I officially live in Compton.

I came home last night to see my street was blocked off by seven police patrols. As I worked my way around them (they closed off two blocks. I was ready to run over a fugitive if I had to), I saw another patrol parked in my driveway, and a helicopter hovering over my house, lighting my backyard.
WTF?! What did my dad do now?!
As I got out of my car, the cop honked at me and pressed his siren.
Hell NO I'm not walking towards your car... especially with a fugitive in my fucking neighborhood. I lived in the hood long enough to know to lock my ass IN my house and not linger around, looky-loo imbecile-style. Those motherfuckers wind up dead or in a hostage situation. Anything important, you get out of your patrol and tell me what's going on. Otherwise, I'm running into my house, into safety.
Did I find out what happened? No. I just saw two patrols drive into the desert-area in front of my house, and two cops walk around with dogs... obviously looking for someone.
Once the cops left and it was around midnight, Mom was scared, expecting to get murdered by the person the cops were searching for. I knocked out like a rock, not giving a shit (the ONE positive to being disillusioned and depressed. You quit giving a fuck if someone breaks into your house and slits your throat as you sleep... sometimes you might even welcome that shit).

Anyway, I'm an old lady and I get tired far too easily now.
All my body wants to do is sleep...
so... I guess that's it for today's post.
I was going to talk about getting chastised at the pho place... or about Pacemaker talking shit about my photos... or about my PrincetonSoulmate... maybe even mention todays hysterical DD... but I'm tired, and I don't want to spook away the sandman who is currently chucking a load of his sand into my eyes.
...
Ok, I'll mention the DD real quick:
I went shopping w/ Mooney and as she was at the register paying for her stuff, I looked over towards some jeans and caught the most... glaring DD of the day.
I wasn't paying much attention, however, when I scanned over the description of the jeans, I did a double-take because a word looked familiar.
Wait... did I just read "Darcy?"
So I read it again.
You don't say?
It made me laugh, because back in the day, I remember talking to Kelley about Darcy and how he was so cute and blah blah blah, but I had a concern.
Me: God... I fucking hate coming to school.

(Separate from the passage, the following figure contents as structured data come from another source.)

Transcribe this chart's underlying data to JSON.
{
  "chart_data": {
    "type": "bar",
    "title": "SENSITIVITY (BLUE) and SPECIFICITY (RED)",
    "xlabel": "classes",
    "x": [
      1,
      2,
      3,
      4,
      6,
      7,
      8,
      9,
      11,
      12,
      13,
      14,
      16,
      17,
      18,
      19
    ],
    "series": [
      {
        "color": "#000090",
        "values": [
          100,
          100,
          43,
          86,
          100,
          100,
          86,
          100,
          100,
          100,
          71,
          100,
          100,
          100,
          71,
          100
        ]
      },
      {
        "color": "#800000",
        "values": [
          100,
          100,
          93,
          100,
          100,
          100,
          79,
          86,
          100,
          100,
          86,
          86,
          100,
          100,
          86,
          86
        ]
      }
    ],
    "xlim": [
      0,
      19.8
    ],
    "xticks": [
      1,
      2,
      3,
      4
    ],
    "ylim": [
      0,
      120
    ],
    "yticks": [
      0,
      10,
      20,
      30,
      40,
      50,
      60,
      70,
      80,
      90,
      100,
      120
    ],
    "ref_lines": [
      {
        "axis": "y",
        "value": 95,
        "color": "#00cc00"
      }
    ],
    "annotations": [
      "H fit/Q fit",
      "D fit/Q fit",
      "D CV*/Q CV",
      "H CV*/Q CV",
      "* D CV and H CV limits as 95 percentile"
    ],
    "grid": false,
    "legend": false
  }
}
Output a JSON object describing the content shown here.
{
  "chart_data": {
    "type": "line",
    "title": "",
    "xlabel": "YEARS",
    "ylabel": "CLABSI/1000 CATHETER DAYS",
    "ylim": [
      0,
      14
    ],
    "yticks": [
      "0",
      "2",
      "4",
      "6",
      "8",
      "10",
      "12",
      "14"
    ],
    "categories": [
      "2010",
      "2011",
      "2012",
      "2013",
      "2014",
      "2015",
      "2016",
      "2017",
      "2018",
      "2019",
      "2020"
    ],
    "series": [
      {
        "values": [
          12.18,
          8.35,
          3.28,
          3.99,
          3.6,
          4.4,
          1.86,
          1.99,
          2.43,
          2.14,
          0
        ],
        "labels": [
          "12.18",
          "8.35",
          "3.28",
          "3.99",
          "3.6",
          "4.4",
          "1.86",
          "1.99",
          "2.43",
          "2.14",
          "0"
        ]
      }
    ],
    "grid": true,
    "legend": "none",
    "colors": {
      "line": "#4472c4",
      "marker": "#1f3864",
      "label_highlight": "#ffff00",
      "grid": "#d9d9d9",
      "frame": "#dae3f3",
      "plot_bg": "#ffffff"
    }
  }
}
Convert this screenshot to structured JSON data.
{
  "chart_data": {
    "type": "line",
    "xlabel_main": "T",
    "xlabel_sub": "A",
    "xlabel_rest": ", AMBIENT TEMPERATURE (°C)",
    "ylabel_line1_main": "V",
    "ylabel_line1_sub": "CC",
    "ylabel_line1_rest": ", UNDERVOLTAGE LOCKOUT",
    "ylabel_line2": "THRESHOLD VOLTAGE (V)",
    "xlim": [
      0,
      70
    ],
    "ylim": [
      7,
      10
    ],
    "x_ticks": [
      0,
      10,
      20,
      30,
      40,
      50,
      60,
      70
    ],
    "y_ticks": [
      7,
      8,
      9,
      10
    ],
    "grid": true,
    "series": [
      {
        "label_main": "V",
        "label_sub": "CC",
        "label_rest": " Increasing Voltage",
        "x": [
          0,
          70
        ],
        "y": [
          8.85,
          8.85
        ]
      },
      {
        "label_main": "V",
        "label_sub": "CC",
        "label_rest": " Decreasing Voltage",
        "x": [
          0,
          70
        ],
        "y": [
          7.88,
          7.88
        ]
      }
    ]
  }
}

CW is probably the only class I look forward to because at least I get to see Darcy. That guy's SO cute! ::sigh::
Kelley: Well, why don't you hang out with him or something?
Me: See... I don't... is he... am I the only one who... I don't know if he's... gay...
Kelley: AHAHAHAHA! No, no, I think you have nothing to worry about. I'm pretty sure he's definitely straight.

I still spent the rest of the semester crushing away on Darcy... but always wondering Is he... or... isn't he... ?
That sign today made me laugh to the point where I almost suffered a side-ache.
The poor girl running the register was also a little baffled/scared by me (I've been so neurotic lately... I should probably retreat to my reclusive nature and quit scaring people with my weirdo behavior).
I'm such an idiot.

OK, I must go to sleep now. I'm exhausted as fuck.
Maybe tomorrow I'll vent over this new issue with Pacemaker and how she's currently hurting my heart with her fucking shit-talk. It's fucking 5th grade all over again.